As a first-time grandfather, I read the results of the “National Survey on Children’s Current TV Preferences” conducted by the Southeast Asian Foundation for Children’s Television with great interest and urgency. My granddaughter Julia is two-and-a-half-years old. At her age, she watches an average of 4 hours of television per day. This distresses me no end.
I have become familiar with the day programming of Philippine television because of her. What I have seen over the past year has not been very encouraging. Compared to about 20 years ago, when my own children were still kids, TV programming for Filipino children today is a desert.
Dubbed the “Anak TV Youth Vote”, the survey was essentially a popularity vote conducted nationwide among 334,078 randomlychosen Filipino youths (193,646 “kids” aged 6 to 12, and 140,432 “teens” aged 13-18). The votes were tabulated according to gender, age bracket, region, and even province. The kids came up with 578 names for their favorite male TV star, and 463 for their favorite female star, showing a rather broad range of choices. But their top 5 preferences for male TV star were Jericho Rosales, Dingdong Dantes, Robin Padilla, John Pratts, and Aga Muhlach. For favorite female star, the top picks were Kristine Hermosa, Claudine Barreto, Jolina Magdangal, Judy Ann Santos, and Tanya Garcia.

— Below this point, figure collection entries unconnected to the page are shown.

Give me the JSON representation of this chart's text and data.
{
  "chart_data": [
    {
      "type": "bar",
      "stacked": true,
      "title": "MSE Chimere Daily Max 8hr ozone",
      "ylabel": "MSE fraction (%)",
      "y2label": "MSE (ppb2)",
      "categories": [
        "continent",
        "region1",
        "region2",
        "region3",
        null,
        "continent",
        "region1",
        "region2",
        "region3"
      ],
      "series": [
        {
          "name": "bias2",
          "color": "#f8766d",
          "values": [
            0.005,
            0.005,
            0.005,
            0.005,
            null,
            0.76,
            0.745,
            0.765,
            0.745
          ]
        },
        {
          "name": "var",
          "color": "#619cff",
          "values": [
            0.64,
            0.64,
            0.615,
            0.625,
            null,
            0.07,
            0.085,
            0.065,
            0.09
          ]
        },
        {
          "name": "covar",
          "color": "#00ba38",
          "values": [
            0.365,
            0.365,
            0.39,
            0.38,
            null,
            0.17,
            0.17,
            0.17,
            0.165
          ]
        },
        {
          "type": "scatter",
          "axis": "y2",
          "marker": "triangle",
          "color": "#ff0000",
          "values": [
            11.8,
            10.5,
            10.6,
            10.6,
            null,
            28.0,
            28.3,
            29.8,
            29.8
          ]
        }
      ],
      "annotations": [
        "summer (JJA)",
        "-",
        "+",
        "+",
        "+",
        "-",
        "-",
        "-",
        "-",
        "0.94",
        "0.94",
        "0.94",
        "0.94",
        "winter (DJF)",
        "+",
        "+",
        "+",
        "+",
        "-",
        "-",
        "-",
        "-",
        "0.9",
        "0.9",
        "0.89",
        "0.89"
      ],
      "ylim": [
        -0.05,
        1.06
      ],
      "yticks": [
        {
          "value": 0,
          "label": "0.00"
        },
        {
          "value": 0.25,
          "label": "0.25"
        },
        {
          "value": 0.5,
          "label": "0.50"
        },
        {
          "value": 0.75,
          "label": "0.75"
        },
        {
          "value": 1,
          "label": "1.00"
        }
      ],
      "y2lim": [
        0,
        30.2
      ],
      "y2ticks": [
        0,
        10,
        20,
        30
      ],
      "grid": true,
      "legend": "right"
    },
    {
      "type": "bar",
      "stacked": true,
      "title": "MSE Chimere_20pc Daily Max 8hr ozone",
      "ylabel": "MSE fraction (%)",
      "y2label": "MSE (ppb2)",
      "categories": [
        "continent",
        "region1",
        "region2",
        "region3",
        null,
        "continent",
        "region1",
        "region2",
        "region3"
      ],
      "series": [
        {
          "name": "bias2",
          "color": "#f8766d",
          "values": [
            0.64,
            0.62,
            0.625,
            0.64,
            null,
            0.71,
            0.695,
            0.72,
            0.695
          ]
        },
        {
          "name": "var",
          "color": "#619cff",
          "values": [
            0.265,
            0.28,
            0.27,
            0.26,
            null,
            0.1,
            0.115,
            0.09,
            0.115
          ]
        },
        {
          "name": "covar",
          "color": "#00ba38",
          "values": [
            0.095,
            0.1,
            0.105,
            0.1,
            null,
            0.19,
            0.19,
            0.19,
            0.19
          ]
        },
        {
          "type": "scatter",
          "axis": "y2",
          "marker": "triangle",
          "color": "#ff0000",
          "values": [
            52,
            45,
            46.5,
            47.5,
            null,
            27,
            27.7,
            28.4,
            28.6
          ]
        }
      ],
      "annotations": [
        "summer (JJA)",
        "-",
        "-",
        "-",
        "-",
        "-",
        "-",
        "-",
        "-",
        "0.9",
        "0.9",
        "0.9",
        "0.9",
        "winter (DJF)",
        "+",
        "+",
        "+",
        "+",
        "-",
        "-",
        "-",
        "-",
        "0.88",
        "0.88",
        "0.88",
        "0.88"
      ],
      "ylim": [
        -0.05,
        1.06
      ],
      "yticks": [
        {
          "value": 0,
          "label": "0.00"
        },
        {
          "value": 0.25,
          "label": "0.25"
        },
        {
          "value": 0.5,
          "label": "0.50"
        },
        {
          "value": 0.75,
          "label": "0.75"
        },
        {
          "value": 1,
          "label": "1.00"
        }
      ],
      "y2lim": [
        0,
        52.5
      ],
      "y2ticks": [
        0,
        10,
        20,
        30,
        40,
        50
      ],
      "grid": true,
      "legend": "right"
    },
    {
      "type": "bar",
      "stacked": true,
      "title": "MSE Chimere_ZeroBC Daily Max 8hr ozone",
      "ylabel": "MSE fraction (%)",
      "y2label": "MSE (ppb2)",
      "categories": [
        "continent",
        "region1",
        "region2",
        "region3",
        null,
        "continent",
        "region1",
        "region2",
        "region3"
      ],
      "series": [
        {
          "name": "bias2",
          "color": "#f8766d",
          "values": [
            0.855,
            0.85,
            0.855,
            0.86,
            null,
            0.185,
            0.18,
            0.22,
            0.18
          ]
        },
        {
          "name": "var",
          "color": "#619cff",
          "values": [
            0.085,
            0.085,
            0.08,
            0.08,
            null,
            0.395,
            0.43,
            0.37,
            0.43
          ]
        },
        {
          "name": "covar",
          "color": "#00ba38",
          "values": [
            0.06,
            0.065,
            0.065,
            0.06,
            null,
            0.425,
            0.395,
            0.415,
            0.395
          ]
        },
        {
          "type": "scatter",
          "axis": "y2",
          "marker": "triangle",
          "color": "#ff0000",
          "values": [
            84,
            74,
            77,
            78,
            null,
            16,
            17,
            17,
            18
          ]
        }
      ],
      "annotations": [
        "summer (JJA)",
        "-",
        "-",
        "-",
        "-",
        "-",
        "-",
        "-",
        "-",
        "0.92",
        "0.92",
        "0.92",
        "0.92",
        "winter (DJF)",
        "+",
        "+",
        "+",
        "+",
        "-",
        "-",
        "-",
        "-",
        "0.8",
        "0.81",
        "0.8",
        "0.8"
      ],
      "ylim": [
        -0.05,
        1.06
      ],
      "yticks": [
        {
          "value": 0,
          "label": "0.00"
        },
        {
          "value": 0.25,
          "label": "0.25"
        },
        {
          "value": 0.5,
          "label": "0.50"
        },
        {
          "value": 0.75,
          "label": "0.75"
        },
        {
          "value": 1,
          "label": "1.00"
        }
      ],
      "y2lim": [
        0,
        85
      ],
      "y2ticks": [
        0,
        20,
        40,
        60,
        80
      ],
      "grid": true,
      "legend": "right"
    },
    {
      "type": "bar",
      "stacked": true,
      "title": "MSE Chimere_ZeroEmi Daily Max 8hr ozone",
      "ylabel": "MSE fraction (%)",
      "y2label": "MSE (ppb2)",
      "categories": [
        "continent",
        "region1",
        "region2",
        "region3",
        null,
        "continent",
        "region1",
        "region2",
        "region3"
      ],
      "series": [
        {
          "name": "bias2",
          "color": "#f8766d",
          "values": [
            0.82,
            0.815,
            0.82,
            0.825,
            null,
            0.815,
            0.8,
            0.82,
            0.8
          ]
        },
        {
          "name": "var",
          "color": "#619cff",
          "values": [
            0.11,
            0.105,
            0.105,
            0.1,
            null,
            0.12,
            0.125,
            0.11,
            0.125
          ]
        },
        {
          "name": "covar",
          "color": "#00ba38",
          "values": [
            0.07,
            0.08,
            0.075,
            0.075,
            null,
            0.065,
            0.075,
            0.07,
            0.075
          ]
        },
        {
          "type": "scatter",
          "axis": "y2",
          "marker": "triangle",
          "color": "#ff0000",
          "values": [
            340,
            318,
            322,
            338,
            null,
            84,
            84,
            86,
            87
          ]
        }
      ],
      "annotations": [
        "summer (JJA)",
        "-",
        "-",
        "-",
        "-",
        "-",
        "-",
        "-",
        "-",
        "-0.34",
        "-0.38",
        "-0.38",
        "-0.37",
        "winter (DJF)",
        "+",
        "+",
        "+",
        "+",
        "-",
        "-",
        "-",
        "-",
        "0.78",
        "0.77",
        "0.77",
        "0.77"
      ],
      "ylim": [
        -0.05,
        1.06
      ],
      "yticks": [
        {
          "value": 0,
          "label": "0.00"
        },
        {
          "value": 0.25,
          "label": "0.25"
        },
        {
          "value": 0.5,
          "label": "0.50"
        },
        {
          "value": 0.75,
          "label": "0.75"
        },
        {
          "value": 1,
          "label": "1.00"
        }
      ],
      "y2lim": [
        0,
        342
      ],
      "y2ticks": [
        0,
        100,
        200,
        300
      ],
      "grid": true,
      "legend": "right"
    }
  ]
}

The study tallied only the votes for Filipino stars, programs, and TV ads. I suppose there were a number of foreign choices too but these were not tabulated. This is an important datum because it could give us an idea of the comparative influence of foreign programs and commercials on our young viewers. This item assumes greater significance in view of the recent phenomenal reception given to “Meteor Garden,” the Taiwanese teenage telenovela that features the exploits and turbulent personal lives of rich spoiled kids.
The vote was conducted within a one-week period in October 2002. The results were released only the other day. Eight months is a long time in the television industry. The names we have here mirror the TV fare for a very specific period. We cannot be certain if these top favorites are still valid today. Nevertheless, what can we glean from these results? It is quite obvious that Filipino kids are hooked on the so-called “teleseryes” and noontime shows that the rest of the family watches.
The top 3 favorite TV programs of Filipino kids nationwide are not meant for children: Bituin, Sana ay Ikaw na Nga, and MTB (Masayang Tanghali Bayan). These programs routinely feature content not suitable to children. Two of the main hosts of MTB, a 2hour daily noontime show, were recently suspended for obscene language and behavior on camera. Wansapanataym and Sineskwela, the children’s programs, are a distant 4th and 5th.
The top 3 TV male idols of our children, ages 6-12, are Jericho Rosales, Dingdong Dantes, and Robin Padilla. Not one of them appears in a children’s show. Jericho and Dingdong both star in early evening telenovelas aimed at mature audiences, while Robin made a name for himself as a young toughie in the movies and in real life, a rebel without a cause. No actor or character from any educational or children’s show appears in the top 10 list of favorite male TV stars.
The same thing is true for the top TV female idols. Our children’s choices are: Kristine Hermosa, Claudine Barreto, and Jolina Magdangal. Again, the names of Kristine and Claudine are synonymous with Filipino teledrama. Not one of the three is associated with children’s programs.
I wasn’t sure what to make of these choices because I do not watch their programs. The study did not explore the reasons for these preferences. Neither was any information gathered on the images that young respondents associated with them. So I decided to hold a small discussion with the people in my house, including my daughters, the househelp, and the 10-year-old and 5-year-old children of one of our househelp. Their pointed descriptions of the TV personalities most admired by our young people were startling in their unanimity.
The adjectives they used to refer to these idols – e.g., “wholesome,” “sosyal,” “inglisera,” “maputi,” “tisoy,” “guwapo,” “macho,” “cute,” “mahinhin,” “palatawa,” “mabait,” “palaban,” “sexy,” “good actress” – placed a high value on good looks (usually associated with fair skin), good physique, wealth, social skills, talent, sense of humor, and personal charisma. While I did not find any of these choices particularly disturbing from the standpoint of personal example, some may point to the choice of Robin Padilla as problematic on account of his jail record and early image as “barumbado.” But I wonder how many of these stars stood out for the kids as icons of integrity, intelligence, personal discipline, and social responsibility.
My personal sense of the situation we face today tells me that the TV industry in our country has betrayed the interests of the Filipino child by packing those viewing hours that in other societies are reserved to children’s programs with a torrential supply of mindless shows and telenovelas meant for more mature audiences. It has also violated these interests by a sin of omission – by failing to support the production of innovative children’s programs that purposely reflect the best values and traits of our culture.